Alors que  le chef de  l’Etat Alpha Condé a signé le décret d’ouverture de la campagne des élections législatives du 16 février prochain, l’opposition se coalise à travers un autre front.

Dans une requête  relative à la saisine de la Cour Constitutionnelle, Cellou Dalein Diallo de l’UFDG, Sidya Touré de l’UFR, Faya Milimouno  du BL et compagnie dénoncent des graves anomalies qui selon eux ont émaillé le processus électoral. Il s’agit, du manque l’indépendance de la CENI, du non respect des délais légaux, un fichier électoral pompeux.

Ces leaders politiques de la classe politique de l’opposition demandent la reprise de l’enrôlement des électeurs et l’établissement d’un fichier consensuel et le départ de maitre Kébé à la tête de l’organe électoral.
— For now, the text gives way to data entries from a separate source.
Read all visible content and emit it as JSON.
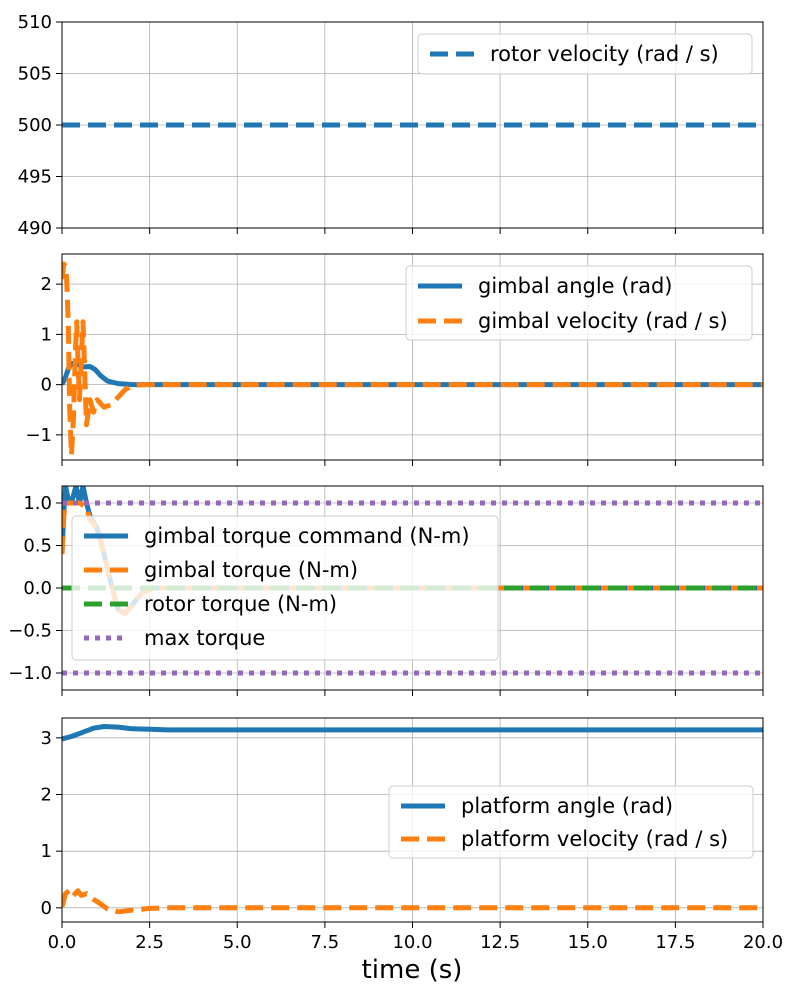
{
  "figure": {
    "xlabel": "time (s)",
    "x_ticks": [
      0,
      2.5,
      5,
      7.5,
      10,
      12.5,
      15,
      17.5,
      20
    ],
    "x_tick_labels": [
      "0.0",
      "2.5",
      "5.0",
      "7.5",
      "10.0",
      "12.5",
      "15.0",
      "17.5",
      "20.0"
    ],
    "grid": true
  },
  "chart_data": [
    {
      "type": "line",
      "xlim": [
        0,
        20
      ],
      "ylim": [
        490,
        510
      ],
      "y_ticks": [
        490,
        495,
        500,
        505,
        510
      ],
      "y_tick_labels": [
        "490",
        "495",
        "500",
        "505",
        "510"
      ],
      "legend_position": "top-right",
      "series": [
        {
          "name": "rotor velocity (rad / s)",
          "color": "#1f77b4",
          "style": "dashed",
          "points": [
            [
              0,
              500
            ],
            [
              20,
              500
            ]
          ]
        }
      ]
    },
    {
      "type": "line",
      "xlim": [
        0,
        20
      ],
      "ylim": [
        -1.5,
        2.6
      ],
      "y_ticks": [
        -1,
        0,
        1,
        2
      ],
      "y_tick_labels": [
        "−1",
        "0",
        "1",
        "2"
      ],
      "legend_position": "top-right",
      "series": [
        {
          "name": "gimbal angle (rad)",
          "color": "#1f77b4",
          "style": "solid",
          "points": [
            [
              0,
              0
            ],
            [
              0.1,
              0.15
            ],
            [
              0.2,
              0.35
            ],
            [
              0.3,
              0.42
            ],
            [
              0.45,
              0.4
            ],
            [
              0.6,
              0.35
            ],
            [
              0.8,
              0.36
            ],
            [
              0.95,
              0.3
            ],
            [
              1.1,
              0.18
            ],
            [
              1.3,
              0.07
            ],
            [
              1.6,
              0.02
            ],
            [
              2,
              0
            ],
            [
              20,
              0
            ]
          ]
        },
        {
          "name": "gimbal velocity (rad / s)",
          "color": "#ff7f0e",
          "style": "dashed",
          "points": [
            [
              0,
              2.1
            ],
            [
              0.05,
              2.4
            ],
            [
              0.12,
              2.35
            ],
            [
              0.18,
              1.2
            ],
            [
              0.22,
              -0.5
            ],
            [
              0.27,
              -1.4
            ],
            [
              0.33,
              -0.6
            ],
            [
              0.38,
              0.6
            ],
            [
              0.42,
              1.25
            ],
            [
              0.46,
              0.4
            ],
            [
              0.5,
              -0.3
            ],
            [
              0.55,
              0.5
            ],
            [
              0.6,
              1.25
            ],
            [
              0.65,
              0.2
            ],
            [
              0.7,
              -0.8
            ],
            [
              0.8,
              -0.3
            ],
            [
              0.9,
              -0.55
            ],
            [
              1.0,
              -0.3
            ],
            [
              1.2,
              -0.45
            ],
            [
              1.4,
              -0.4
            ],
            [
              1.6,
              -0.25
            ],
            [
              1.8,
              -0.1
            ],
            [
              2.0,
              -0.02
            ],
            [
              2.3,
              0
            ],
            [
              20,
              0
            ]
          ]
        }
      ]
    },
    {
      "type": "line",
      "xlim": [
        0,
        20
      ],
      "ylim": [
        -1.2,
        1.2
      ],
      "y_ticks": [
        -1.0,
        -0.5,
        0.0,
        0.5,
        1.0
      ],
      "y_tick_labels": [
        "−1.0",
        "−0.5",
        "0.0",
        "0.5",
        "1.0"
      ],
      "legend_position": "center-left",
      "series": [
        {
          "name": "gimbal torque command (N-m)",
          "color": "#1f77b4",
          "style": "solid",
          "points": [
            [
              0,
              0.4
            ],
            [
              0.05,
              0.9
            ],
            [
              0.1,
              1.2
            ],
            [
              0.2,
              1.0
            ],
            [
              0.3,
              1.05
            ],
            [
              0.4,
              1.2
            ],
            [
              0.5,
              1.0
            ],
            [
              0.6,
              1.2
            ],
            [
              0.7,
              1.0
            ],
            [
              0.8,
              0.85
            ],
            [
              1.0,
              0.7
            ],
            [
              1.2,
              0.4
            ],
            [
              1.4,
              0.05
            ],
            [
              1.6,
              -0.25
            ],
            [
              1.8,
              -0.3
            ],
            [
              2.0,
              -0.2
            ],
            [
              2.3,
              -0.05
            ],
            [
              2.6,
              0
            ],
            [
              20,
              0
            ]
          ]
        },
        {
          "name": "gimbal torque (N-m)",
          "color": "#ff7f0e",
          "style": "dashed",
          "points": [
            [
              0,
              0.4
            ],
            [
              0.05,
              0.85
            ],
            [
              0.1,
              1.0
            ],
            [
              0.3,
              1.0
            ],
            [
              0.5,
              1.0
            ],
            [
              0.7,
              0.95
            ],
            [
              0.8,
              0.8
            ],
            [
              1.0,
              0.7
            ],
            [
              1.2,
              0.4
            ],
            [
              1.4,
              0.05
            ],
            [
              1.6,
              -0.25
            ],
            [
              1.8,
              -0.3
            ],
            [
              2.0,
              -0.2
            ],
            [
              2.3,
              -0.05
            ],
            [
              2.6,
              0
            ],
            [
              20,
              0
            ]
          ]
        },
        {
          "name": "rotor torque (N-m)",
          "color": "#2ca02c",
          "style": "dashed",
          "points": [
            [
              0,
              0
            ],
            [
              20,
              0
            ]
          ]
        },
        {
          "name": "max torque",
          "color": "#9467bd",
          "style": "dotted",
          "points": [
            [
              0,
              1
            ],
            [
              20,
              1
            ]
          ],
          "mirror_points": [
            [
              0,
              -1
            ],
            [
              20,
              -1
            ]
          ]
        }
      ]
    },
    {
      "type": "line",
      "xlim": [
        0,
        20
      ],
      "ylim": [
        -0.25,
        3.35
      ],
      "y_ticks": [
        0,
        1,
        2,
        3
      ],
      "y_tick_labels": [
        "0",
        "1",
        "2",
        "3"
      ],
      "legend_position": "center-right",
      "series": [
        {
          "name": "platform angle (rad)",
          "color": "#1f77b4",
          "style": "solid",
          "points": [
            [
              0,
              2.98
            ],
            [
              0.3,
              3.03
            ],
            [
              0.6,
              3.1
            ],
            [
              0.9,
              3.17
            ],
            [
              1.2,
              3.2
            ],
            [
              1.6,
              3.19
            ],
            [
              2.0,
              3.16
            ],
            [
              2.5,
              3.15
            ],
            [
              3,
              3.14
            ],
            [
              20,
              3.14
            ]
          ]
        },
        {
          "name": "platform velocity (rad / s)",
          "color": "#ff7f0e",
          "style": "dashed",
          "points": [
            [
              0,
              0.02
            ],
            [
              0.1,
              0.25
            ],
            [
              0.2,
              0.3
            ],
            [
              0.3,
              0.2
            ],
            [
              0.45,
              0.3
            ],
            [
              0.55,
              0.22
            ],
            [
              0.7,
              0.25
            ],
            [
              0.9,
              0.15
            ],
            [
              1.1,
              0.07
            ],
            [
              1.3,
              -0.02
            ],
            [
              1.6,
              -0.07
            ],
            [
              2.0,
              -0.04
            ],
            [
              2.5,
              -0.01
            ],
            [
              3,
              0
            ],
            [
              20,
              0
            ]
          ]
        }
      ]
    }
  ]
}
« Le combat est en train d’être mené sur tous les terrains que ce soit politique ou juridique. Il n’y a pas que le recours des partis d’opposition, il y a aussi le recours des commissaires même de la CENI. Sept commissaires sur 17, voyant que le processus est en violation de la Loi, ont fait un recours qui est devant la Cour Constitutionnelle. Elle a déjà entendu l’avocat des sept commissaires frondeurs ensuite Kébé lui-même »,  a expliqué Faya Milimouno.
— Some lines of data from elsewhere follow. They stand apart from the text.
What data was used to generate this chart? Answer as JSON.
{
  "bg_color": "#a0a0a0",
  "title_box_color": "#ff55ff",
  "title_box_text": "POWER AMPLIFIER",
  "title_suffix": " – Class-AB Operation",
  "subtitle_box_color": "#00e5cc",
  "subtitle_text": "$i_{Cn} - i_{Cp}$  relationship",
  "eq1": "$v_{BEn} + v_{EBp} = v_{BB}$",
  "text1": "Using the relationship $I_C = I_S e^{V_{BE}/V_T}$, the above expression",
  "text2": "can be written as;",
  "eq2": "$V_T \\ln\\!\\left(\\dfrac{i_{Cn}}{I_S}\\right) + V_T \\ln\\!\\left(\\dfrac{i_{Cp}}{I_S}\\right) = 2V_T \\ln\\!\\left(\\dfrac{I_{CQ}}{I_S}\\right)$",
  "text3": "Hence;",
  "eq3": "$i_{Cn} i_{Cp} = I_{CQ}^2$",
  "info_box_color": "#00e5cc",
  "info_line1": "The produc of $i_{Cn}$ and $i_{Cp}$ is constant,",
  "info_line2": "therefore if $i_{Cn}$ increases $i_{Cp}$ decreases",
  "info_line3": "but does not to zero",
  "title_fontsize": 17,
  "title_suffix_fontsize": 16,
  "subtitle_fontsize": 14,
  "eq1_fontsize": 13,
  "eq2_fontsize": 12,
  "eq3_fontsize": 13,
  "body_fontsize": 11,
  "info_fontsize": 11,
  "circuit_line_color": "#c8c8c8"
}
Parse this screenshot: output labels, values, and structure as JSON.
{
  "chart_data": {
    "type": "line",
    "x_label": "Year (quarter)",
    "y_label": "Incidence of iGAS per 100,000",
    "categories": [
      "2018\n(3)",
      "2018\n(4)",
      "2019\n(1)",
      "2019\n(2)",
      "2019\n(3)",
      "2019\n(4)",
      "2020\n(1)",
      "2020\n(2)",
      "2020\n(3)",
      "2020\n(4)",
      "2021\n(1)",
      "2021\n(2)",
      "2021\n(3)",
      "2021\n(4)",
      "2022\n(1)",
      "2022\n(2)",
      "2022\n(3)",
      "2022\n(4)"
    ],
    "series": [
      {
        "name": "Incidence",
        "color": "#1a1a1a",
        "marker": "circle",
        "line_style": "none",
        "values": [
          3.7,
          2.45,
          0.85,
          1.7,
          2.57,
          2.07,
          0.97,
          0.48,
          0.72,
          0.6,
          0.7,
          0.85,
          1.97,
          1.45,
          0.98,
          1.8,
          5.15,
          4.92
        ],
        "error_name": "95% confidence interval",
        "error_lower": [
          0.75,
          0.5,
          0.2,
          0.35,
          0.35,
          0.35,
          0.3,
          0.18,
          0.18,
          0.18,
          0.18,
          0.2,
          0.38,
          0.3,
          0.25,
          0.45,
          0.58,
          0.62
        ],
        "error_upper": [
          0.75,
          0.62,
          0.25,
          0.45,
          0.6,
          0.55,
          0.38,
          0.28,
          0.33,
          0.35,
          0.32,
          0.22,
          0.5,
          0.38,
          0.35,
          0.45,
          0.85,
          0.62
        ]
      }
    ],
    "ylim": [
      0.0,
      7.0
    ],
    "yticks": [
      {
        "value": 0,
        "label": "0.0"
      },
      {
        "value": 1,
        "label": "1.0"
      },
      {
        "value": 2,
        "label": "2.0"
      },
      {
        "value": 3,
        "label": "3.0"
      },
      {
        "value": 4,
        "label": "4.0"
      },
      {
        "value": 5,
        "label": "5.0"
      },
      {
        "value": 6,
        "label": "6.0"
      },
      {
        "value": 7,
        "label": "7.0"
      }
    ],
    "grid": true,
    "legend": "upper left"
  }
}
 Même s’ils ne s’attendent pas à un résultat probant  avec la saisine de l’institution constitutionnelle, les opposants veulent faire preuve du respect de la primauté du droit  et de la justice, a  en croire Faya Milimono : « C’est pour montrer que ce dont nous parlons, c’est parce qu’il y a violation flagrante de la Loi. Nous savons que la Cour Constitutionnelle est l’antichambre de la présidence, elle peut ne pas dire le Droit, mais c’est une manière de la mettre à l’épreuve. Chacun devra répondre de ses actes devant l’histoire ».
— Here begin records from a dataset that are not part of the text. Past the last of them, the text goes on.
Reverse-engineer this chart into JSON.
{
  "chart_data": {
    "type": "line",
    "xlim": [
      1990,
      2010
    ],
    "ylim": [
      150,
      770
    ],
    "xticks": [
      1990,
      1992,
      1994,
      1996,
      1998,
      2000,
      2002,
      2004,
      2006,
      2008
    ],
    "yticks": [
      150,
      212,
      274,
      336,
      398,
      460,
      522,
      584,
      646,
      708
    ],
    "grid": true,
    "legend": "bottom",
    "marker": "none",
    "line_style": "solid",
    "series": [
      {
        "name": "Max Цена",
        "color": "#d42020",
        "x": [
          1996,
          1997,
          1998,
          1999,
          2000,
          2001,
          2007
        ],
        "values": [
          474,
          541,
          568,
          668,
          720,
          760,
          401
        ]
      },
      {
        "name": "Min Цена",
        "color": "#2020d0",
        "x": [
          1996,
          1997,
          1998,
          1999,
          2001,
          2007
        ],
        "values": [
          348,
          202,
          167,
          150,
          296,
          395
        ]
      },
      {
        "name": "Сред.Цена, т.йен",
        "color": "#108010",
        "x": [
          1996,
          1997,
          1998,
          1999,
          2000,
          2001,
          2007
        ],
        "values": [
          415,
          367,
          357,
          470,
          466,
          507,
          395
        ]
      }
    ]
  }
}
« Ce que nous avons dit, ce n’est pas pour lancer de la parole en l’air. Nous n’accepterions pas une élection bafouée qui peut conduire à de la violence dans notre pays. Nous restons sur cette position-là. Nous voyons une fuite en avant avec le décret pris par le Président. Il est réduit maintenant à signer des décrets parfois en ne respectant pas les délais. Ces élections devaient se tenir en 2018. Ce n’est pas aujourd’hui qu’il faut montrer qu’on a un stylo et un papier pour signer des décrets. Nous  empêcherons ces élections là parce qu’elles sont de nature à créer de la violence dans notre pays, elles sont de nature à permettre le tripatouillage de la Constitution dans notre pays et compromettre l’avenir de nos enfants. Pour cela notre responsabilité devant l’histoire est de les empêcher »,  a renchéri l’opposant.